In contrast, damages for emotional distress are routinely awarded in civil contract cases. In Cummings, Roberts waves his pen around while figuratively shouting “hocus pocus” as he tries to recast Barnes as a case that allows for only one kind of damages (monetary) as opposed to a case that excludes only one type of damages (punitive).

But Stephen Breyer, who is old enough to have been part of the unanimous court that decided Barnes, was having none of it. In his dissent, Breyer tells Roberts he’s gotten Barnes wrong and, more important, has created a legal “anomaly” (which is a nice way of saying that Roberts has done something illogical) where there was none before. That’s because there are some areas where Congress specifies that emotional damages are recoverable, and those instances are legally and morally indistinguishable from areas where it hasn’t.
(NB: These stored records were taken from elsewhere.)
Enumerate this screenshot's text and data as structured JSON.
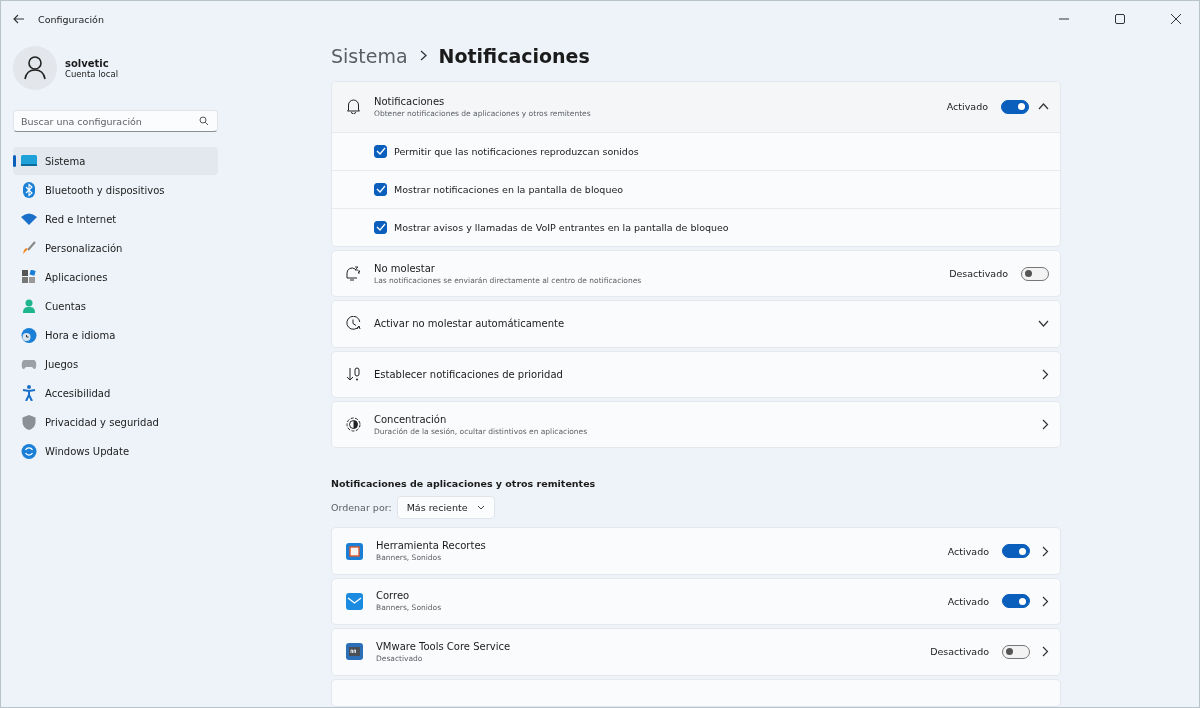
{
  "window": {
    "title": "Configuración"
  },
  "user": {
    "name": "solvetic",
    "account": "Cuenta local"
  },
  "search": {
    "placeholder": "Buscar una configuración"
  },
  "sidebar": {
    "items": [
      {
        "label": "Sistema",
        "selected": true
      },
      {
        "label": "Bluetooth y dispositivos",
        "selected": false
      },
      {
        "label": "Red e Internet",
        "selected": false
      },
      {
        "label": "Personalización",
        "selected": false
      },
      {
        "label": "Aplicaciones",
        "selected": false
      },
      {
        "label": "Cuentas",
        "selected": false
      },
      {
        "label": "Hora e idioma",
        "selected": false
      },
      {
        "label": "Juegos",
        "selected": false
      },
      {
        "label": "Accesibilidad",
        "selected": false
      },
      {
        "label": "Privacidad y seguridad",
        "selected": false
      },
      {
        "label": "Windows Update",
        "selected": false
      }
    ]
  },
  "breadcrumb": {
    "parent": "Sistema",
    "current": "Notificaciones"
  },
  "notifications": {
    "title": "Notificaciones",
    "subtitle": "Obtener notificaciones de aplicaciones y otros remitentes",
    "state_label": "Activado",
    "on": true,
    "expanded": true,
    "options": [
      {
        "label": "Permitir que las notificaciones reproduzcan sonidos",
        "checked": true
      },
      {
        "label": "Mostrar notificaciones en la pantalla de bloqueo",
        "checked": true
      },
      {
        "label": "Mostrar avisos y llamadas de VoIP entrantes en la pantalla de bloqueo",
        "checked": true
      }
    ]
  },
  "settings": [
    {
      "kind": "toggle",
      "title": "No molestar",
      "subtitle": "Las notificaciones se enviarán directamente al centro de notificaciones",
      "state_label": "Desactivado",
      "on": false
    },
    {
      "kind": "expand",
      "title": "Activar no molestar automáticamente"
    },
    {
      "kind": "link",
      "title": "Establecer notificaciones de prioridad"
    },
    {
      "kind": "link",
      "title": "Concentración",
      "subtitle": "Duración de la sesión, ocultar distintivos en aplicaciones"
    }
  ],
  "apps_section": {
    "title": "Notificaciones de aplicaciones y otros remitentes",
    "sort_label": "Ordenar por:",
    "sort_value": "Más reciente",
    "apps": [
      {
        "name": "Herramienta Recortes",
        "detail": "Banners, Sonidos",
        "state_label": "Activado",
        "on": true
      },
      {
        "name": "Correo",
        "detail": "Banners, Sonidos",
        "state_label": "Activado",
        "on": true
      },
      {
        "name": "VMware Tools Core Service",
        "detail": "Desactivado",
        "state_label": "Desactivado",
        "on": false
      }
    ]
  }
}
For instance, Title VII of the Civil Rights Act, which prohibits employer discrimination on the basis of race or sex, says that employees can recover damages for “personal humiliation and mental anguish”—which is to say, emotional distress. But Title IX of the same act, which prohibits educational institutions from discrimination on the basis of race or sex, does not contain the same language. The ACA, while outlawing discrimination, also didn’t specifically mention mental anguish. Therefore, according to Roberts, emotional distress is a thing if your coworker is bigoted toward you, but not your professor. You can get emotional damages if your boss sexually harasses you, but not your doctor.

You can’t make that make sense. As Breyer put it: “It is difficult to square the court’s holding with the basic purposes that antidiscrimination laws seek to serve. One such purpose, as I have mentioned, is to vindicate ‘human dignity and not mere economics.’”

But this court, this conservative-controlled court of injustice, does not care about such soft concepts like “human dignity” or logical consistency. This is a MAGA court. This is the “fuck your feelings” court. This court just gave entire industries carte blanche to discriminate, so long as the bigots are smart enough to cause only internal injuries.